Breathing new life into old data: how to retro-digitize a dictionary

I have recently worked on a project where we retro-digitized two Irish dictionaries and published them on the web, so I thought it would be a good idea to summarize my experience here. Hopefully somebody somewhere will find it useful.


In the slang of people who care about such things, retro-digitization is the process of taking a work that had previously been published on paper (often a long time ago, way before computers made their way into publishing) and converting it into a digital, computer-readable format. A bit like retro-fitting a house or pimping up an old car. This involves not only scanning and OCRing the pages, but also structuring and indexing the content so it can be searched and interrogated in ways that would have been impossible on paper. This is the bit that matters most if what you are retro-digitizing is a dictionary.
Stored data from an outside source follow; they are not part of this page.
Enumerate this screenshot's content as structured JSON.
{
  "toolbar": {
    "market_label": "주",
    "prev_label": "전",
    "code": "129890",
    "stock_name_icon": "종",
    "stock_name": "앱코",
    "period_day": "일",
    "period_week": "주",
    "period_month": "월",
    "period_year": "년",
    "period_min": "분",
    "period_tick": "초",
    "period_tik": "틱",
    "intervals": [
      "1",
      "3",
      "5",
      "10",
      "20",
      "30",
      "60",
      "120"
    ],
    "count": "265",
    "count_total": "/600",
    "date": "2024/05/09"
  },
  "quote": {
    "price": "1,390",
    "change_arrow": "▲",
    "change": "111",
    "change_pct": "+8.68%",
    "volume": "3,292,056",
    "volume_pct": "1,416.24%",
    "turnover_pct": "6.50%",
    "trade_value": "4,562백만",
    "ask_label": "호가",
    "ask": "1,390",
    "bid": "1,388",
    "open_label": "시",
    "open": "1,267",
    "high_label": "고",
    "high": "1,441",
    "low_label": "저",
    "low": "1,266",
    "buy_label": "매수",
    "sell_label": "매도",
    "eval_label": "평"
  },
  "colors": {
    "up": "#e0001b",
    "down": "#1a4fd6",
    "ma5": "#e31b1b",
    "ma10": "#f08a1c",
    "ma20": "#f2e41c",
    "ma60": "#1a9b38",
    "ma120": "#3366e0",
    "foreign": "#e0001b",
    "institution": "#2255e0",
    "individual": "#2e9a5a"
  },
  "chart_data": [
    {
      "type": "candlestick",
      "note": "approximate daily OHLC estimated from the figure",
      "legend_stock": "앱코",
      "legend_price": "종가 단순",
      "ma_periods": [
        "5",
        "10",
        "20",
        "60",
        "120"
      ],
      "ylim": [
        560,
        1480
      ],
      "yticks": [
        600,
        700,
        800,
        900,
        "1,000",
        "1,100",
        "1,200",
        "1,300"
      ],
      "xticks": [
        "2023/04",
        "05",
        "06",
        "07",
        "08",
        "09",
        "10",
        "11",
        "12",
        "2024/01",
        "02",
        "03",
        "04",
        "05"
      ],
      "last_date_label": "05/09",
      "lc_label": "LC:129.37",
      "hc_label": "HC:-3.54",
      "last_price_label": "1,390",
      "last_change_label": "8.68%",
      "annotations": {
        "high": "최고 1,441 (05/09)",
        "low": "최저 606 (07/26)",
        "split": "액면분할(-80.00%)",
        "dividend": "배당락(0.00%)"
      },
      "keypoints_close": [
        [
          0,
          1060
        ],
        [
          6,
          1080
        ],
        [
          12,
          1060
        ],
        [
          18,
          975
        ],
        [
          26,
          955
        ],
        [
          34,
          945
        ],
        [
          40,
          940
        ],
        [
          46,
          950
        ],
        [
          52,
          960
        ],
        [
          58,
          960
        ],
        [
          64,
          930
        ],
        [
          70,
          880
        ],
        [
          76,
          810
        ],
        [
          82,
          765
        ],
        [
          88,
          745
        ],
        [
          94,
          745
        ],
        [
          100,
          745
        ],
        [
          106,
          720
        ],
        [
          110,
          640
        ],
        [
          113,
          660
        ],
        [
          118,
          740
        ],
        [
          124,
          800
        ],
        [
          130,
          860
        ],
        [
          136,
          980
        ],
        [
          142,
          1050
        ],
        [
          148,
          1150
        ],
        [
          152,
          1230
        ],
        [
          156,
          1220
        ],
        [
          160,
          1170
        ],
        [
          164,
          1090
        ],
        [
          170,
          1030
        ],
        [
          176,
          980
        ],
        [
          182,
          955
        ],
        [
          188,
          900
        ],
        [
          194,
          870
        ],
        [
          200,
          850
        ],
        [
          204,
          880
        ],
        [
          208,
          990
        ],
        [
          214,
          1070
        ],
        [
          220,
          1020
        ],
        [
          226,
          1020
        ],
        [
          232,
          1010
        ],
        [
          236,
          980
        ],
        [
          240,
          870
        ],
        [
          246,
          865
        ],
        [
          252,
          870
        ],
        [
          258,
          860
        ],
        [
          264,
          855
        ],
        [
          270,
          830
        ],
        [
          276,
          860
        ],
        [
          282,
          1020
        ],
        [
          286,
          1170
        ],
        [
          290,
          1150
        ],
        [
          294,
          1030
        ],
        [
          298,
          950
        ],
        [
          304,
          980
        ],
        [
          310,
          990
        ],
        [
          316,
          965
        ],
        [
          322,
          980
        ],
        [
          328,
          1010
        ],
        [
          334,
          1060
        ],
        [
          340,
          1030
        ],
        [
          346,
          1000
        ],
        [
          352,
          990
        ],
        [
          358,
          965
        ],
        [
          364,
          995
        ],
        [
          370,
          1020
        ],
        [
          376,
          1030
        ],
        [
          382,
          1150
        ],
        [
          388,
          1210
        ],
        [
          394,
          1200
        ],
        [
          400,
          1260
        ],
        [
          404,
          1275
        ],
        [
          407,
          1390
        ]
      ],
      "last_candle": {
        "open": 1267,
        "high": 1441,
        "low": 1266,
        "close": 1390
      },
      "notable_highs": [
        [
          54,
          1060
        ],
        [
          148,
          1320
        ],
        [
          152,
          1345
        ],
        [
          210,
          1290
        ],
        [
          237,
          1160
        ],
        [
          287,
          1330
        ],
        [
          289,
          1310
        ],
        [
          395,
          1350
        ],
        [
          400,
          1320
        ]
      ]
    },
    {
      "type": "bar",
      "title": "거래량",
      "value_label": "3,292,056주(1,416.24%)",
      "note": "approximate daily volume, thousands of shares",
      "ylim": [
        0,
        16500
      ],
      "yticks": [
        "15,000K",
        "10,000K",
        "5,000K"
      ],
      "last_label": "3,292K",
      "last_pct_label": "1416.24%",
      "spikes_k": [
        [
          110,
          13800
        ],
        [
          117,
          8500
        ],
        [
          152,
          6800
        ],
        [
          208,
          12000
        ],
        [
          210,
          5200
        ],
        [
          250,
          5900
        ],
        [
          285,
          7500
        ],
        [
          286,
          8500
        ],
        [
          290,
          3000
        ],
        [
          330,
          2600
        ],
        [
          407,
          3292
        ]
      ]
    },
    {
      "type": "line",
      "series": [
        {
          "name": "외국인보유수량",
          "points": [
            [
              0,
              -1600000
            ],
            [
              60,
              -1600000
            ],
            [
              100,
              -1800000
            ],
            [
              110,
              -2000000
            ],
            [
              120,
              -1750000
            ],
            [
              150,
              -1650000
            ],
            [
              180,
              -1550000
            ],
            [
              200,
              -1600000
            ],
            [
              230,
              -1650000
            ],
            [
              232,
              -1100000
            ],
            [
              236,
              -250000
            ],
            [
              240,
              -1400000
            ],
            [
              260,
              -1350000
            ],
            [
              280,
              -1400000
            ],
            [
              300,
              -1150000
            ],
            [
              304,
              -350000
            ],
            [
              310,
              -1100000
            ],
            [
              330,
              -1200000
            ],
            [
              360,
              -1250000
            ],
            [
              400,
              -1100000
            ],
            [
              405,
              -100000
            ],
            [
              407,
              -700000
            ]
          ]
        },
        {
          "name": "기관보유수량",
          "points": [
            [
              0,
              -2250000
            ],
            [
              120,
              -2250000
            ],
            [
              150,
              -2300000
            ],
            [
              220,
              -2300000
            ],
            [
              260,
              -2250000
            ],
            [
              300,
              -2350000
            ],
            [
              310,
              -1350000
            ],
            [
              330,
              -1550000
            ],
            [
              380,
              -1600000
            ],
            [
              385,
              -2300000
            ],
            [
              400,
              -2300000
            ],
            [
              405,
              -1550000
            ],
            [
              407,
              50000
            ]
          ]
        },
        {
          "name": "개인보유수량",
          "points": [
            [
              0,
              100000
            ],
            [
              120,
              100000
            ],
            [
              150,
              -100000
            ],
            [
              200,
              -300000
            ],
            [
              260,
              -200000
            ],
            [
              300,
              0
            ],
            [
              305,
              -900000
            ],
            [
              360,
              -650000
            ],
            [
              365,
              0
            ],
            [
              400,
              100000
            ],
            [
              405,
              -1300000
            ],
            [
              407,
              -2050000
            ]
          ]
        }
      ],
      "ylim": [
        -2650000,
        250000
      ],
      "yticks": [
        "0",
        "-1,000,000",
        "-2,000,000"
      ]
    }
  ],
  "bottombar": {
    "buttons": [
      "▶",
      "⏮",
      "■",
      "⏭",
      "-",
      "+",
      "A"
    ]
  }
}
The dictionaries we retro-digitized are Foclóir Gaeilge-Béarla [Irish-English Dictionary] from 1977 (editor Niall Ó Dónaill), and English-Irish Dictionary from 1959 (editor Tomás de Bhaldraithe). Both are sizeable volumes which, despite their age, enjoy the respect, even adoration, of Irish speakers everywhere, are still widely used and widely available in bookshops. People have been saying for ages how nice it would be if we had electronic versions of these. And now we do, available freely to everybody on a website. Here’s how we got there.

Step 1: Getting your hands on the text

We were lucky to already have access to machine-readable versions of the two dictionaries, so no scanning or OCRing was necessary. In the case of English-Irish Dictionary (EID from now on), the text had already been scanned, OCRed, proof-read and even marked-up into a fairly detailed XML structure before it landed on my desk. The trouble was that much of that structure had been lost again in the process of proof-reading the text: people were using Microsoft Word which only preserved some of the structure, basically just bold and italics and not much more. Still, better than starting from paper.

Foclóir Gaeilge-Béarla (FGB from now on) was a different matter. I had access to a typesetting file from which the dictionary had originally been printed. I have no idea where that file came from but I assume it was the output of some early DTP software. It contained the entire text of the dictionary interlaced with formatting mark-up which was quite unlike anything I had seen before (see pic 1). But luckily it was not hard to make sense of and, again, this was a lot better than starting from paper. In fact, it was better than starting from OCRed text because you could take for granted that there were no spelling errors – none that wouldn’t be in the printed version too, at least.

Pic 1: FGB in typesetting format

Step 2: Structuring the entries

Modern born-digital dictionaries often have a complex and explicit structure, usually encoded in XML, where each entry is subdivided into senses, usage examples, various kinds of sub-entries, grammatical labels and so on. You can forget about all that when dealing with a paper-born dictionary though: the entries are just paragraphs of text, sometimes with surface formatting like bold and italics, but very little explicit structure beyond that. As a retro-digitizer, you need to be able to infer just enough structure from this to produce something useful, something that beats paper.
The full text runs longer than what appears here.